Un juge de l’exécution de Nanterre a condamné il y a une semaine, la Société financière du caoutchouc (Socfin) appartenant à l’industriel français Bolloré, à payer 140 000 euros à des paysans camerounais pour ne pas avoir transmis des documents qui pourraient établir les liens du groupe avec l’entreprise Bolloré, selon un jugement consulté par l’AFP.
Les 145 riverains dénoncent l’exploitation de palmiers par la Socapalm (Société camerounaise de palmeraies) près de leur lieu de vie. Selon eux, elle condamne leur accès à des terrains et lieux de sépulture, et pollue les eaux dont ils dépendent.
Or ils assurent que la Socapalm est contrôlée par le groupe Bolloré via la holding belgo-luxembourgeoise Socfin, ce qui soumettrait le géant industriel français au « devoir de vigilance » sur ses activités.
Une loi de 2017 oblige les plus grandes entreprises à prévenir les atteintes graves envers les droits humains et l’environnement chez leurs sous-traitants et fournisseurs étrangers.
La décision du juge d’exécution est « la première victoire concrète qui se base sur la loi de responsabilité sociale des entreprises, même si c’est par ricochet, par une liquidation d’astreinte », se félicite leur avocat, Me Fiodor Rilov.
En décembre, la cour d’appel de Versailles (ouest de Paris) a reconnu que les activités de la Socapalm sont « susceptibles de porter atteinte aux droits fondamentaux » des demandeurs « et notamment à leur droit à un environnement sain ».

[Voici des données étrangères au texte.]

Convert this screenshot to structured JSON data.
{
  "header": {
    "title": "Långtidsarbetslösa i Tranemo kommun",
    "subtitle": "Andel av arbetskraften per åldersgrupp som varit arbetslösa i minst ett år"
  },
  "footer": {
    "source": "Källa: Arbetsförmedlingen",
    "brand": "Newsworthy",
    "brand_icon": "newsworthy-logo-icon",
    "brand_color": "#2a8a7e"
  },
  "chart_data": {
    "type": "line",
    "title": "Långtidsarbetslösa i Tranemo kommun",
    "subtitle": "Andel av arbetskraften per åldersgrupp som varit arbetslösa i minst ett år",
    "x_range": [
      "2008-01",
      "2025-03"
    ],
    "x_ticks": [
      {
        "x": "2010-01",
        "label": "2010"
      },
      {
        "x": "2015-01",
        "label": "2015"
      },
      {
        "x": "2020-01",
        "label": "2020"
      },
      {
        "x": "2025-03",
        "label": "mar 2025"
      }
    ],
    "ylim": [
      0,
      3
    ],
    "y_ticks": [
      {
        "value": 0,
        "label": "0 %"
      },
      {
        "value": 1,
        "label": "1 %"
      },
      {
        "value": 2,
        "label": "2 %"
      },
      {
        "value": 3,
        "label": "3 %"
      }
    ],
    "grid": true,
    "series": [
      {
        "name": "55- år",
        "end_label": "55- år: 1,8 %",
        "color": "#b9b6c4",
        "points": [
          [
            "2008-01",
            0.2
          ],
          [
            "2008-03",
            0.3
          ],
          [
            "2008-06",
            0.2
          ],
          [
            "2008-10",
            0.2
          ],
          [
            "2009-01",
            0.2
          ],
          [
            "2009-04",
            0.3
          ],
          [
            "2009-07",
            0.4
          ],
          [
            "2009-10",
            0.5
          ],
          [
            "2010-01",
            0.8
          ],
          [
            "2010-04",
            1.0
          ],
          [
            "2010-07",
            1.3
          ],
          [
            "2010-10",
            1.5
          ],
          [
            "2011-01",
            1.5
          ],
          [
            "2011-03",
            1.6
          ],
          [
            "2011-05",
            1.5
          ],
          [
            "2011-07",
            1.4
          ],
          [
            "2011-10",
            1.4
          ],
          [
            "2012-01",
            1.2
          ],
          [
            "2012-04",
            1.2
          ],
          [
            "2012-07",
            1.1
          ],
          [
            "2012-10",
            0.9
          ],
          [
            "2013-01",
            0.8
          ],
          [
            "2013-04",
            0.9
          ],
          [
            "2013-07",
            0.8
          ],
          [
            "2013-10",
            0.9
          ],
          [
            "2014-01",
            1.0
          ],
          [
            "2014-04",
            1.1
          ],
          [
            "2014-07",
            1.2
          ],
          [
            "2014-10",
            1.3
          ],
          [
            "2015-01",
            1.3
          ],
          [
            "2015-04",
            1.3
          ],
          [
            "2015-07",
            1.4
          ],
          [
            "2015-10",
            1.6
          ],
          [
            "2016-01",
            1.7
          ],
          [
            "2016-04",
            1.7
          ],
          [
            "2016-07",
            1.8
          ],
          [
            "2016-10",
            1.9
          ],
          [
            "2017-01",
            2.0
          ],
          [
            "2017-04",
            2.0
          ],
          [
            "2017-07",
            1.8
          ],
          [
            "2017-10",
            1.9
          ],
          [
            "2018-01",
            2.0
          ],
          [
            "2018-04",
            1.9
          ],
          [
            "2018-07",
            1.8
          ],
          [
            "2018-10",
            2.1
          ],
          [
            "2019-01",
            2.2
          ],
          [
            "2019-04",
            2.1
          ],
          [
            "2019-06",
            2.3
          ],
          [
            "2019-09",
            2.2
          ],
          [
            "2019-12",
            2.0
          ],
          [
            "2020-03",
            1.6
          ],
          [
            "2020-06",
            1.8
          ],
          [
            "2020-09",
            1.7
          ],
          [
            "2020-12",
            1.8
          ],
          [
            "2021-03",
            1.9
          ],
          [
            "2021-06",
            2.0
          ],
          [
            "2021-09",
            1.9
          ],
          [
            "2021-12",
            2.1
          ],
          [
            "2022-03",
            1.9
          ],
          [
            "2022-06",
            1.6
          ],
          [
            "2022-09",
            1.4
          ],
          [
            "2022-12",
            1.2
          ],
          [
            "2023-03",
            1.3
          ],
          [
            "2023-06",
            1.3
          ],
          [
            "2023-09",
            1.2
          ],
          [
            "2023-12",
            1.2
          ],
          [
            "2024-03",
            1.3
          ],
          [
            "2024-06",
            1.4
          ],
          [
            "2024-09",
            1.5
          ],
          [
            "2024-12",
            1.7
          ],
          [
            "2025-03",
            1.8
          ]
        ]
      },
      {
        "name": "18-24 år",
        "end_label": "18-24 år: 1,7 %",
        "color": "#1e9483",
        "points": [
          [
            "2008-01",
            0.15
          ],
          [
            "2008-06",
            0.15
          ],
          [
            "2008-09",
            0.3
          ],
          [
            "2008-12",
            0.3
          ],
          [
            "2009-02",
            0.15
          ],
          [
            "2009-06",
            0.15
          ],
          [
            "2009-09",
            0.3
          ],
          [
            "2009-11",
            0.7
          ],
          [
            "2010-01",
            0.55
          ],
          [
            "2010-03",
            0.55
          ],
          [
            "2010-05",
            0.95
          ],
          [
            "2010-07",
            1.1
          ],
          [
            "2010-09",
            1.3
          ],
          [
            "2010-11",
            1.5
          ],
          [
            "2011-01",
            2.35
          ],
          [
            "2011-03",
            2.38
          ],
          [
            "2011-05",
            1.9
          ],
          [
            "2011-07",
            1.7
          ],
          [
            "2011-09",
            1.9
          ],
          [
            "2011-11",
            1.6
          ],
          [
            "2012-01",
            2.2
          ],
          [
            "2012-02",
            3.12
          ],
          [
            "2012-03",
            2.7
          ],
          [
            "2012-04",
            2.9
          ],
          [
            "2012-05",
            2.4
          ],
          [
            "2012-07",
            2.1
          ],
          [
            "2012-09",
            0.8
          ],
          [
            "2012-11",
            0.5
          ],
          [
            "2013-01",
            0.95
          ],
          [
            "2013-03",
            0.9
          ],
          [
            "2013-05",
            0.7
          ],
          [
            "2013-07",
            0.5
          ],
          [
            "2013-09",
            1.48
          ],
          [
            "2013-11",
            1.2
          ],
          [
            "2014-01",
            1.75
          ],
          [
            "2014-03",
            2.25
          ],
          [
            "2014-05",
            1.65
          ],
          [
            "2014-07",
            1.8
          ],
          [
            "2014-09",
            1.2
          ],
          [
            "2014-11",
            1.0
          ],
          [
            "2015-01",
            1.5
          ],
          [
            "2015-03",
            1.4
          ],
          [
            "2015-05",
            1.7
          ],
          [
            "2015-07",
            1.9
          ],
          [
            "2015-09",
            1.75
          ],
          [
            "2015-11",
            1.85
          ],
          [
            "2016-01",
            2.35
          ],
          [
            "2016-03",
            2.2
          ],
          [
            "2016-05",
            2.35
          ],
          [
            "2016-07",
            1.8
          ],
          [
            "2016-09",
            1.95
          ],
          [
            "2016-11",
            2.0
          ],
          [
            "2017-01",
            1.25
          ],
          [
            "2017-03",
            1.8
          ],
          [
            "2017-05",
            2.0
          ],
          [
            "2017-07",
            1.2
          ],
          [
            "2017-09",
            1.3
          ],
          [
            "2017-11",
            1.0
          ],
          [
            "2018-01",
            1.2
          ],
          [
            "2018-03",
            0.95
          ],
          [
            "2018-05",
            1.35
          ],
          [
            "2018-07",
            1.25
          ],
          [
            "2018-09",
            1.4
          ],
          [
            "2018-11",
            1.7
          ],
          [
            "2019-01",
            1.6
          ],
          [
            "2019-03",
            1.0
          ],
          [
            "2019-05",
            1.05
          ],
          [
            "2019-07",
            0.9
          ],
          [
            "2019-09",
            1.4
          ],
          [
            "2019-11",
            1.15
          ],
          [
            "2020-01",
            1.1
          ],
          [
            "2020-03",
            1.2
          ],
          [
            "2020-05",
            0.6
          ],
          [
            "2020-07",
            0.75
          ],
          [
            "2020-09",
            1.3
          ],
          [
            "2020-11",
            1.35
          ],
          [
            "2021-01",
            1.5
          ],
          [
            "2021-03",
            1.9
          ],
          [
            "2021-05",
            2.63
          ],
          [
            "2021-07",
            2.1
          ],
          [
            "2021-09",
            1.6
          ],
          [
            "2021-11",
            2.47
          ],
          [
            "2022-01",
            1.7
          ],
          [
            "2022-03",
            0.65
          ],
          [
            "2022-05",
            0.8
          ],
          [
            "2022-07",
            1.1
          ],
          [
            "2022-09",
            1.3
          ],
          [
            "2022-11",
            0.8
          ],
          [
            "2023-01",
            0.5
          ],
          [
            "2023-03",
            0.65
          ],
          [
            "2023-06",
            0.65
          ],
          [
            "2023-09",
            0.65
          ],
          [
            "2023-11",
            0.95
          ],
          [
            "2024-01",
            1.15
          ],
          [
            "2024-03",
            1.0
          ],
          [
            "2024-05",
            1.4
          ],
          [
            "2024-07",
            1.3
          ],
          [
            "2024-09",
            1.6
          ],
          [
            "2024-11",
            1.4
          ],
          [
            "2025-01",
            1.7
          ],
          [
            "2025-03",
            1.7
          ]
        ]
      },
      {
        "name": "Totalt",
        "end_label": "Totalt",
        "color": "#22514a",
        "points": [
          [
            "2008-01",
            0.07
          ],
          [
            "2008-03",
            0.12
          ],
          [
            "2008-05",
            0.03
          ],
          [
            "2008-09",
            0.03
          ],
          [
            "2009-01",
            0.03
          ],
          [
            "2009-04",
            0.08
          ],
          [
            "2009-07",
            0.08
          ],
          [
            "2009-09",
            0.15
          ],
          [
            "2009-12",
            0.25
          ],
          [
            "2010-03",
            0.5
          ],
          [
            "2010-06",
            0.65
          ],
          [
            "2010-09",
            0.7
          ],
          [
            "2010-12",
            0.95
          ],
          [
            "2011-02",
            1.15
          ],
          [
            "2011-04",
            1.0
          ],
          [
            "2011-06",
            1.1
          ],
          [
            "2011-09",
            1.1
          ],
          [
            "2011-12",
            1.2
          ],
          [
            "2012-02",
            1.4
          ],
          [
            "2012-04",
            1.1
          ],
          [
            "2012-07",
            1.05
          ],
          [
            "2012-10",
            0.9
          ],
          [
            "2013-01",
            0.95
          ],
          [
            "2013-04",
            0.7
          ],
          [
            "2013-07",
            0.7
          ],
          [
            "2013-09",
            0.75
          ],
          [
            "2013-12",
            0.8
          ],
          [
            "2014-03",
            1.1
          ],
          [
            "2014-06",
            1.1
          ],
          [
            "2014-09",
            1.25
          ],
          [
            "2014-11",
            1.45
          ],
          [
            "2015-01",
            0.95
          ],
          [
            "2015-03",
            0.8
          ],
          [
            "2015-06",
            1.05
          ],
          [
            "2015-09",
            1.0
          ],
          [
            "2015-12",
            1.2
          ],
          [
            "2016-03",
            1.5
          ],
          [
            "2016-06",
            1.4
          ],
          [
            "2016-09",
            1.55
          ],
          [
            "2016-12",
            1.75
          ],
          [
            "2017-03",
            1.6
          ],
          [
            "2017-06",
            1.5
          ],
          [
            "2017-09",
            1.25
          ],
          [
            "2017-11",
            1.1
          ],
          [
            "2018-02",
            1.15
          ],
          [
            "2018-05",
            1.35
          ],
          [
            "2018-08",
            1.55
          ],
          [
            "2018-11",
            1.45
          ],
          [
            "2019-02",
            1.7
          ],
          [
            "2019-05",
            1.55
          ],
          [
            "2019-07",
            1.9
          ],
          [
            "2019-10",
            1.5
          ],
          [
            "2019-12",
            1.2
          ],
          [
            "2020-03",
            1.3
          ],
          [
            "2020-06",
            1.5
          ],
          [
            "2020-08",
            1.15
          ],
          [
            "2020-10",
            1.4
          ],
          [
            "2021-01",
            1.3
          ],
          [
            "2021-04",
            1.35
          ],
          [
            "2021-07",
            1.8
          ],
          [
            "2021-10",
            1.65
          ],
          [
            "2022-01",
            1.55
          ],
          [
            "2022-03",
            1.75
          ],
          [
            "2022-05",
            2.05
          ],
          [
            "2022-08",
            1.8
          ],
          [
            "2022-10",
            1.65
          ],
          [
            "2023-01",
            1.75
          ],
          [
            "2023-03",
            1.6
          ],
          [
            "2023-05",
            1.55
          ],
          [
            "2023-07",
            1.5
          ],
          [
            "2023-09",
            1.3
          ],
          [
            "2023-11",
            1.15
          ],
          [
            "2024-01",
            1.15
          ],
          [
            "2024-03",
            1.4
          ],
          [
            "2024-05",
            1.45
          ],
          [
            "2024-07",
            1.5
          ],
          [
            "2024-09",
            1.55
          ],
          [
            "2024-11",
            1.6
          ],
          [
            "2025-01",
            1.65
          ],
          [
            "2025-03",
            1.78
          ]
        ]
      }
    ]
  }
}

La cour avait donc demandé la production des procès-verbaux des assemblées générales de Socfin et Socapalm des quatre derniers exercices pour « déterminer le rôle exact joué par la société Bolloré SE en leur sein ».
Socfin a bien partagé certains documents mais en « a délibérément écarté certaines pièces », note le juge de l’exécution, qui a également accepté la demande de l’avocat des Camerounais d’augmenter le montant de l’astreinte, à 10 000 euros par jour de retard de remise des documents.